E nessuno che abbia consuetudine con l’appropriazione culturale di Giorgio Gaber – sarebbe da studiare come sia diventato oggetto culturale preferito degli impresentabili, povero Gaber – si stravolgerà se Giarrusso l’ha citato durante la manifestazione bonaccina. Lui e De Gregori, e in mezzo Berlinguer, del quale nel revisionismo giarrussico il Pd si è finora vergognato. Berlinguer, il santino su cui la sinistra italiana converge più compatta che su Pizzaballa, per Giarrusso è un rimosso di cui quasi ci si vergogna: nessuno ci si è mai autoscattato assieme.

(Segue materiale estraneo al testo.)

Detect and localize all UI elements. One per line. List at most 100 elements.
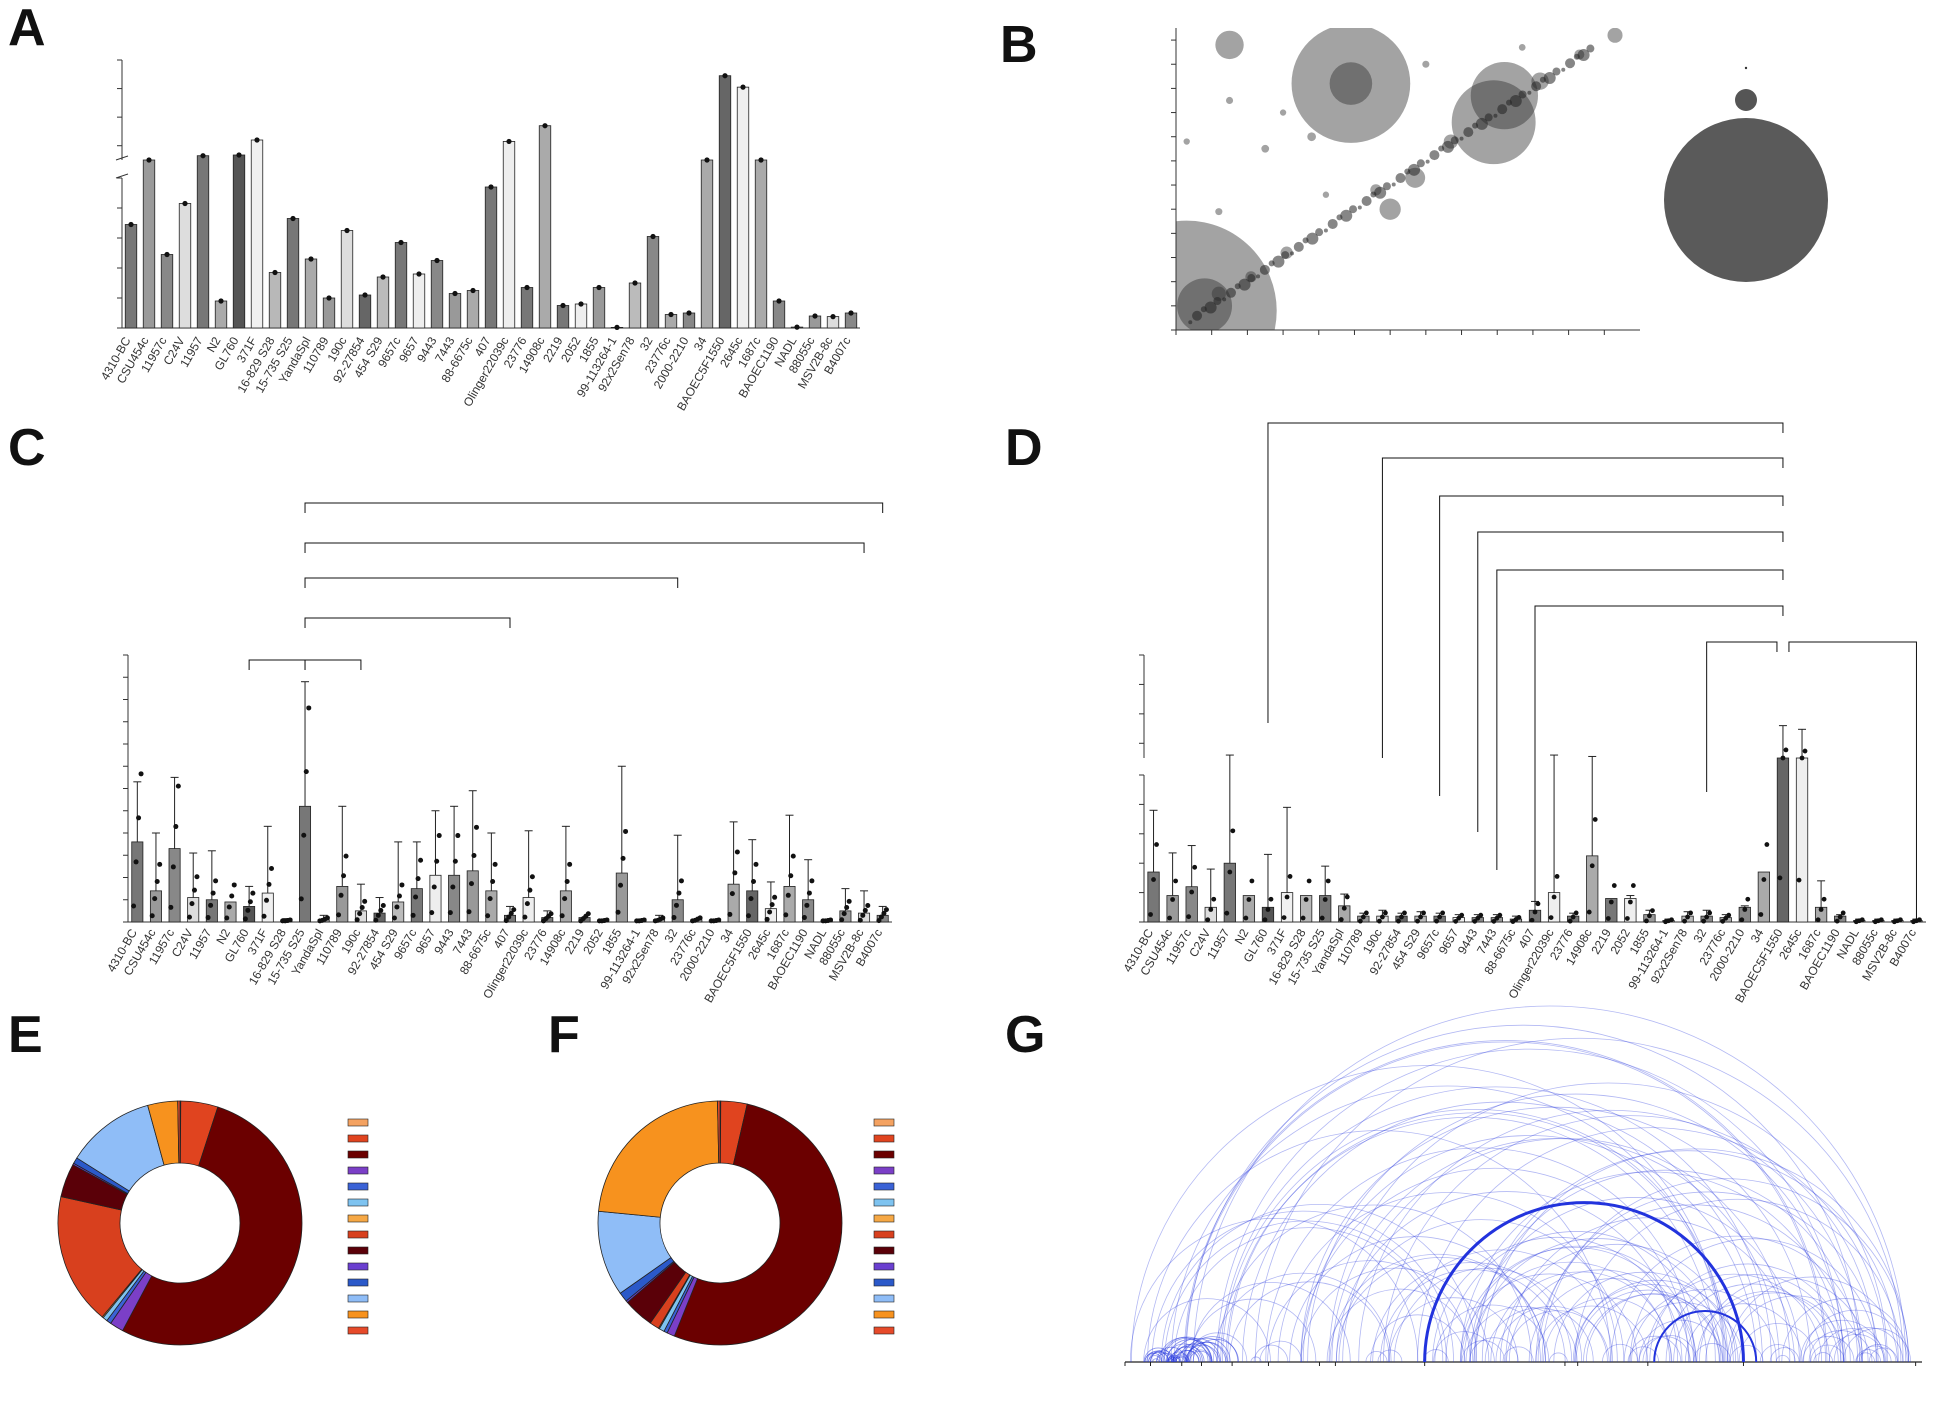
d-point bbox=[1567, 918, 1573, 924]
d-bar bbox=[1776, 757, 1790, 923]
c-point bbox=[306, 705, 312, 711]
c-point bbox=[336, 912, 342, 918]
d-point bbox=[1644, 918, 1649, 924]
c-point bbox=[136, 815, 142, 821]
c-point bbox=[324, 915, 330, 921]
g-arc bbox=[1212, 1273, 1392, 1363]
c-point bbox=[529, 874, 535, 880]
c-point bbox=[231, 882, 237, 888]
a-bar-point bbox=[578, 301, 584, 307]
g-arc bbox=[1220, 1086, 1772, 1363]
g-arc bbox=[1302, 1135, 1757, 1363]
c-point bbox=[413, 894, 419, 900]
b-bubble bbox=[1607, 28, 1623, 43]
b-bubble bbox=[1561, 67, 1566, 72]
a-bar-point bbox=[488, 184, 494, 190]
b-bubble bbox=[1177, 278, 1233, 330]
b-points bbox=[1176, 28, 1623, 330]
d-point bbox=[1650, 908, 1655, 914]
g-arc bbox=[1548, 1352, 1568, 1363]
d-point bbox=[1532, 909, 1538, 915]
g-arc bbox=[1329, 1253, 1546, 1363]
c-point bbox=[716, 917, 722, 923]
d-point bbox=[1516, 915, 1522, 920]
c-point bbox=[585, 911, 591, 917]
g-arc bbox=[1543, 1297, 1673, 1363]
c-point bbox=[301, 832, 307, 838]
c-point bbox=[508, 910, 514, 916]
a-bar bbox=[250, 139, 264, 329]
g-arc bbox=[1168, 1356, 1181, 1363]
b-bubble bbox=[1577, 49, 1590, 62]
c-point bbox=[133, 859, 139, 865]
a-bar-point bbox=[128, 221, 134, 228]
g-arc bbox=[1185, 1042, 1825, 1362]
c-point bbox=[149, 913, 155, 919]
c-point bbox=[394, 904, 400, 910]
a-bar-point bbox=[758, 157, 764, 163]
c-strain-label: 34 bbox=[717, 926, 736, 945]
a-bar bbox=[178, 203, 192, 329]
g-arc bbox=[1151, 1210, 1454, 1363]
c-point bbox=[678, 878, 684, 884]
c-point bbox=[772, 894, 778, 900]
c-point bbox=[764, 916, 770, 922]
c-point bbox=[783, 912, 789, 918]
f-legend-swatch bbox=[873, 1166, 895, 1175]
f-legend-swatch bbox=[873, 1150, 895, 1159]
c-sig-bracket bbox=[304, 542, 865, 553]
b-bubble bbox=[1361, 195, 1372, 206]
c-point bbox=[303, 769, 309, 775]
g-arc bbox=[1705, 1292, 1845, 1363]
a-bar-point bbox=[272, 269, 278, 276]
c-point bbox=[242, 916, 248, 922]
g-arc bbox=[1642, 1334, 1697, 1363]
d-point bbox=[1780, 755, 1786, 761]
c-point bbox=[226, 904, 232, 910]
c-point bbox=[881, 910, 887, 916]
c-point bbox=[745, 913, 751, 919]
d-point bbox=[1647, 913, 1652, 919]
c-point bbox=[191, 887, 197, 893]
e-legend-swatch bbox=[347, 1246, 369, 1255]
c-point bbox=[186, 914, 192, 920]
c-point bbox=[138, 771, 144, 777]
g-arc bbox=[1833, 1327, 1904, 1363]
d-point bbox=[1325, 878, 1331, 884]
c-point bbox=[152, 896, 158, 902]
c-point bbox=[466, 909, 472, 915]
g-arc bbox=[1185, 1024, 1860, 1363]
b-bubble bbox=[1281, 251, 1290, 260]
b-bubble bbox=[1379, 198, 1401, 220]
a-bar bbox=[304, 258, 318, 329]
d-point bbox=[1608, 899, 1614, 905]
d-point bbox=[1456, 915, 1462, 921]
a-bar-point bbox=[236, 152, 242, 158]
panel-label-c: C bbox=[8, 419, 46, 477]
c-point bbox=[208, 902, 214, 908]
b-bubble bbox=[1382, 182, 1391, 191]
c-point bbox=[287, 917, 293, 923]
b-bubble bbox=[1215, 30, 1244, 60]
g-arc bbox=[1335, 1256, 1547, 1363]
b-bubble bbox=[1293, 241, 1304, 252]
b-bubble bbox=[1543, 72, 1556, 85]
d-point bbox=[1418, 914, 1423, 920]
c-point bbox=[168, 904, 174, 910]
d-point bbox=[1742, 907, 1748, 912]
a-strain-label: 32 bbox=[637, 334, 656, 353]
d-point bbox=[1783, 747, 1789, 753]
d-point bbox=[1246, 897, 1252, 902]
b-bubble bbox=[1527, 90, 1532, 95]
c-point bbox=[436, 833, 442, 839]
g-arc bbox=[1535, 1305, 1649, 1363]
b-bubble bbox=[1256, 274, 1261, 279]
a-bar bbox=[142, 159, 156, 329]
e-legend-swatch bbox=[347, 1326, 369, 1335]
b-legend-bubble-large bbox=[1664, 118, 1828, 282]
g-arc bbox=[1228, 1281, 1390, 1363]
d-point bbox=[1205, 917, 1211, 923]
c-point bbox=[567, 861, 573, 867]
f-slice bbox=[598, 1100, 720, 1218]
d-point bbox=[1688, 910, 1693, 916]
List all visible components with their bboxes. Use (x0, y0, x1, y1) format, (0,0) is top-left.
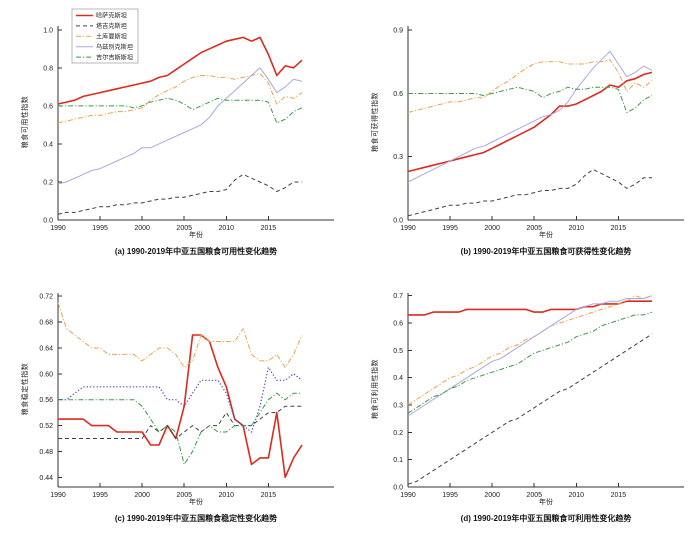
y-tick-label: 0.6 (393, 321, 403, 328)
subplot-caption: (a) 1990-2019年中亚五国粮食可用性变化趋势 (114, 247, 278, 256)
x-tick-label: 2005 (176, 492, 192, 499)
y-tick-label: 0.6 (43, 103, 53, 110)
series-line (407, 168, 652, 217)
x-tick-label: 2010 (569, 225, 585, 232)
y-tick-label: 0.4 (43, 141, 53, 148)
chart-b-canvas: 1990 1995 2000 2005 2010 2015 0.0 0.3 0.6 0.9 (393, 26, 684, 232)
series-line (57, 36, 303, 105)
subplot-caption: (b) 1990-2019年中亚五国粮食可获得性变化趋势 (460, 247, 632, 256)
y-axis-label: 粮食稳定性指数 (22, 362, 29, 416)
x-tick-label: 2015 (611, 492, 627, 499)
series-line (58, 334, 303, 479)
series-line (57, 73, 303, 124)
series-line (407, 59, 653, 113)
x-tick-label: 1990 (50, 225, 66, 232)
y-tick-label: 0.5 (393, 348, 403, 355)
y-tick-label: 1.0 (43, 27, 53, 34)
x-tick-label: 1990 (400, 492, 416, 499)
subplot-a: 1990 1995 2000 2005 2010 2015 0.0 0.2 0.4 0.6 0.8 1… (0, 0, 350, 267)
y-tick-label: 0.68 (39, 320, 53, 327)
x-tick-label: 2000 (484, 492, 500, 499)
x-tick-label: 2000 (484, 225, 500, 232)
series-line (407, 295, 653, 406)
subplot-caption: (d) 1990-2019年中亚五国粮食可利用性变化趋势 (460, 514, 632, 523)
y-tick-label: 0.2 (43, 179, 53, 186)
y-tick-label: 0.8 (43, 65, 53, 72)
y-tick-label: 0.44 (39, 475, 53, 482)
x-tick-label: 1995 (92, 225, 108, 232)
series-line (407, 311, 653, 414)
x-tick-label: 2005 (526, 492, 542, 499)
y-tick-label: 0.2 (393, 430, 403, 437)
y-tick-label: 0.7 (393, 293, 403, 300)
series-line (58, 405, 302, 439)
x-tick-label: 2005 (526, 225, 542, 232)
subplot-caption: (c) 1990-2019年中亚五国粮食稳定性变化趋势 (114, 514, 278, 523)
legend-item-label: 哈萨克斯坦 (96, 12, 127, 20)
y-tick-label: 0.48 (39, 449, 53, 456)
x-tick-label: 2015 (611, 225, 627, 232)
legend-item-label: 乌兹别克斯坦 (96, 43, 133, 51)
y-tick-label: 0.60 (39, 371, 53, 378)
subplot-b: 1990 1995 2000 2005 2010 2015 0.0 0.3 0.6 0.9 粮食可… (350, 0, 700, 267)
x-tick-label: 1990 (50, 492, 66, 499)
y-tick-label: 0.3 (393, 154, 403, 161)
x-tick-label: 2015 (261, 492, 277, 499)
y-tick-label: 0.0 (43, 218, 53, 225)
y-tick-label: 0.6 (393, 91, 403, 98)
x-tick-label: 1995 (442, 492, 458, 499)
series-line (408, 300, 652, 316)
x-tick-label: 2000 (134, 492, 150, 499)
series-line (407, 71, 653, 173)
x-tick-label: 1995 (442, 225, 458, 232)
x-tick-label: 2010 (219, 225, 235, 232)
x-axis-label: 年份 (189, 232, 203, 239)
series-line (57, 173, 302, 215)
series-line (58, 392, 302, 465)
y-tick-label: 0.0 (393, 218, 403, 225)
x-tick-label: 2005 (176, 225, 192, 232)
x-axis-label: 年份 (539, 232, 553, 239)
y-tick-label: 0.72 (39, 294, 53, 301)
series-line (407, 295, 653, 417)
x-tick-label: 2010 (219, 492, 235, 499)
chart-a-canvas: 1990 1995 2000 2005 2010 2015 0.0 0.2 0.4 0.6 0.8 1… (43, 8, 334, 232)
subplot-c: 1990 1995 2000 2005 2010 2015 0.44 0.48 0.52 0.56… (0, 267, 350, 534)
chart-d-canvas: 1990 1995 2000 2005 2010 2015 0.0 0.1 0.2 0.3 0.4 0… (393, 293, 684, 499)
y-axis-label: 粮食可用性指数 (22, 95, 29, 149)
series-line (407, 50, 653, 183)
y-axis-label: 粮食可利用性指数 (372, 359, 379, 419)
y-tick-label: 0.4 (393, 375, 403, 382)
y-tick-label: 0.9 (393, 28, 403, 35)
x-axis-label: 年份 (189, 499, 203, 506)
y-tick-label: 0.3 (393, 403, 403, 410)
y-tick-label: 0.64 (39, 345, 53, 352)
series-line (57, 67, 303, 185)
y-axis-label: 粮食可获得性指数 (372, 92, 379, 152)
legend-item-label: 吉尔吉斯斯坦 (96, 53, 133, 61)
y-tick-label: 0.52 (39, 423, 53, 430)
series-line (57, 302, 303, 368)
y-tick-label: 0.0 (393, 485, 403, 492)
chart-c-canvas: 1990 1995 2000 2005 2010 2015 0.44 0.48 0.52 0.56… (39, 293, 334, 499)
legend-item-label: 塔吉克斯坦 (96, 22, 127, 30)
series-line (58, 97, 303, 124)
y-tick-label: 0.56 (39, 397, 53, 404)
x-tick-label: 1995 (92, 492, 108, 499)
x-tick-label: 1990 (400, 225, 416, 232)
x-axis-label: 年份 (539, 499, 553, 506)
y-tick-label: 0.1 (393, 457, 403, 464)
x-tick-label: 2000 (134, 225, 150, 232)
x-tick-label: 2015 (261, 225, 277, 232)
legend-item-label: 土库曼斯坦 (96, 33, 127, 41)
subplot-d: 1990 1995 2000 2005 2010 2015 0.0 0.1 0.2 0.3 0.4 0… (350, 267, 700, 534)
x-tick-label: 2010 (569, 492, 585, 499)
series-line (407, 333, 653, 485)
series-line (408, 86, 653, 113)
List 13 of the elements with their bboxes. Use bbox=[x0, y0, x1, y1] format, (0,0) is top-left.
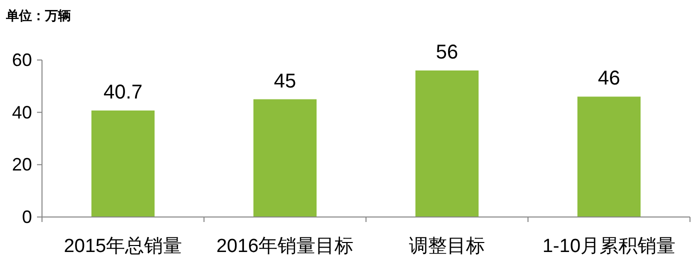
text: 单位：万辆 bbox=[5, 8, 71, 23]
y-tick-label: 60 bbox=[12, 50, 32, 70]
x-tick-label: 2016年销量目标 bbox=[216, 236, 354, 257]
x-tick-label: 调整目标 bbox=[409, 236, 485, 257]
data-label: 46 bbox=[598, 68, 620, 90]
data-label: 40.7 bbox=[104, 82, 142, 104]
data-label: 45 bbox=[274, 70, 296, 92]
x-tick-label: 1-10月累积销量 bbox=[542, 236, 676, 257]
y-tick-label: 20 bbox=[12, 154, 32, 175]
y-tick-label: 40 bbox=[12, 102, 32, 122]
y-tick-label: 0 bbox=[22, 207, 32, 227]
data-label: 56 bbox=[436, 41, 458, 64]
x-tick-label: 2015年总销量 bbox=[64, 236, 182, 257]
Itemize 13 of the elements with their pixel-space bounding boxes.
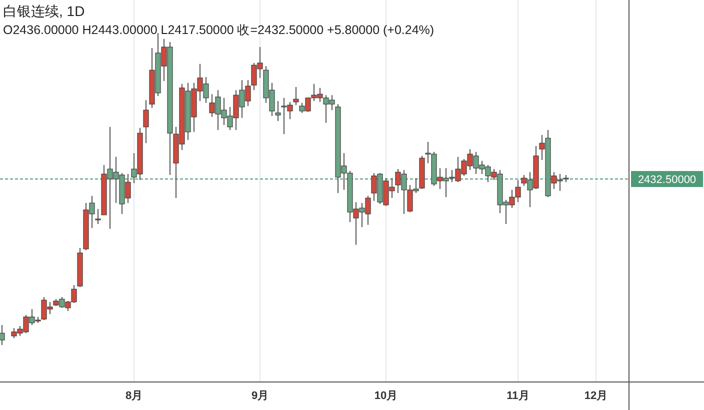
x-tick-label: 9月 [251,390,269,402]
candlestick [95,208,101,224]
x-tick-label: 11月 [506,390,530,402]
x-tick-label: 10月 [374,390,398,402]
candlestick [275,100,281,122]
x-tick-label: 8月 [125,390,143,402]
chart-title: 白银连续, 1D [3,3,85,19]
candlestick [0,324,5,346]
candlestick [143,100,149,144]
x-tick-label: 12月 [584,390,608,402]
chart-subtitle: O2436.00000 H2443.00000 L2417.50000 收=2432.50000 +5.80000 (+0.24%) [3,23,434,37]
candlestick [293,86,299,106]
price-tag: 2432.50000 [631,171,703,188]
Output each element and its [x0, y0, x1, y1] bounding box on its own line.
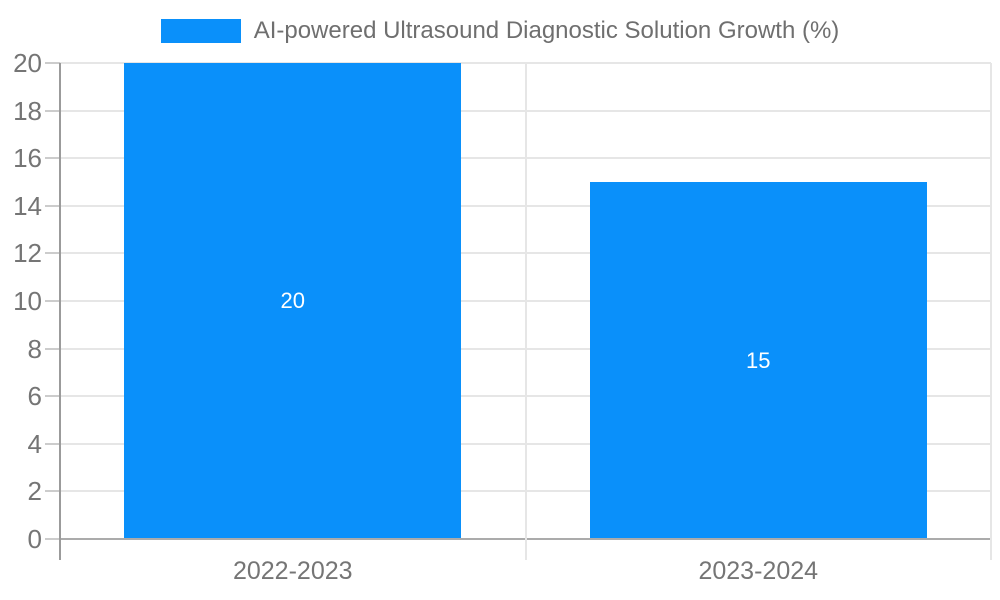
- y-tick-label: 12: [13, 238, 42, 269]
- y-tick: [45, 109, 60, 112]
- y-tick-label: 4: [27, 428, 42, 459]
- y-tick-label: 2: [27, 476, 42, 507]
- y-tick: [45, 157, 60, 160]
- bar-value-label: 15: [746, 347, 771, 373]
- y-tick-label: 20: [13, 48, 42, 78]
- y-tick-label: 8: [27, 333, 42, 364]
- x-category-label: 2023-2024: [698, 557, 819, 585]
- legend-item[interactable]: AI-powered Ultrasound Diagnostic Solutio…: [0, 16, 1000, 46]
- y-tick: [45, 490, 60, 493]
- y-tick: [45, 538, 60, 540]
- y-tick-label: 0: [27, 524, 42, 554]
- y-tick: [45, 204, 60, 207]
- bar[interactable]: 15: [589, 182, 927, 539]
- legend-label: AI-powered Ultrasound Diagnostic Solutio…: [253, 17, 840, 44]
- y-tick-label: 18: [13, 95, 42, 126]
- bar[interactable]: 20: [124, 63, 462, 539]
- y-tick: [45, 395, 60, 398]
- y-tick-label: 6: [27, 381, 42, 412]
- plot-right-border: [990, 63, 992, 560]
- y-tick: [45, 300, 60, 302]
- legend-swatch: [160, 19, 241, 43]
- y-axis-line: [59, 63, 61, 560]
- category-separator: [524, 63, 527, 560]
- x-category-label: 2022-2023: [232, 557, 353, 585]
- y-tick: [45, 62, 60, 64]
- y-tick-label: 10: [13, 286, 42, 316]
- bar-value-label: 20: [280, 288, 305, 313]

Quindi, riflettendo riflesso, Stefano Bonaccini ha fatto entrare nel Pd Dino Giarrusso. Molte le proteste: da chi non apprezza il suo precedente partito, il suo precedente lavoro, i suoi precedenti autoscatti. Da chi vuole che si scusi per aver fino a tre quarti d’ora fa aver insolentito il Pd e da chi sostiene che siano più i voti che farà perdere, al fin qui favorito alle primarie Bonaccini, di quelli che gli farà guadagnare.
Mi permetto di suggerire un’interpretazione alternativa di quest’alleanza d’istantanee con sguardo pensoso all’orizzonte. Credo che la chiave – lo so, vi ho depistato – non stia in «Rifletto, riflesso», ma in un altro tweet.
Una settimana fa, Bonaccini twittava questa sintesi della sua intervista a Lucia Annunziata: «Siamo stati al governo per un decennio senza vincere le elezioni: se sarò segretario ci torneremo solo se vinceremo alle urne». Ora, è chiaro che neanche uno con tutte le patologie del DSM può pensare che il Pd vinca le elezioni da qui a qualche decennio. Quel che Bonaccini ci ha detto, con l’annessione autoscattista di sabato, è: mai Giarrusso al governo. Mi sembra una promessa più inebriante di «Un milione di posti di lavoro», e con maggiori chance di venire mantenuta.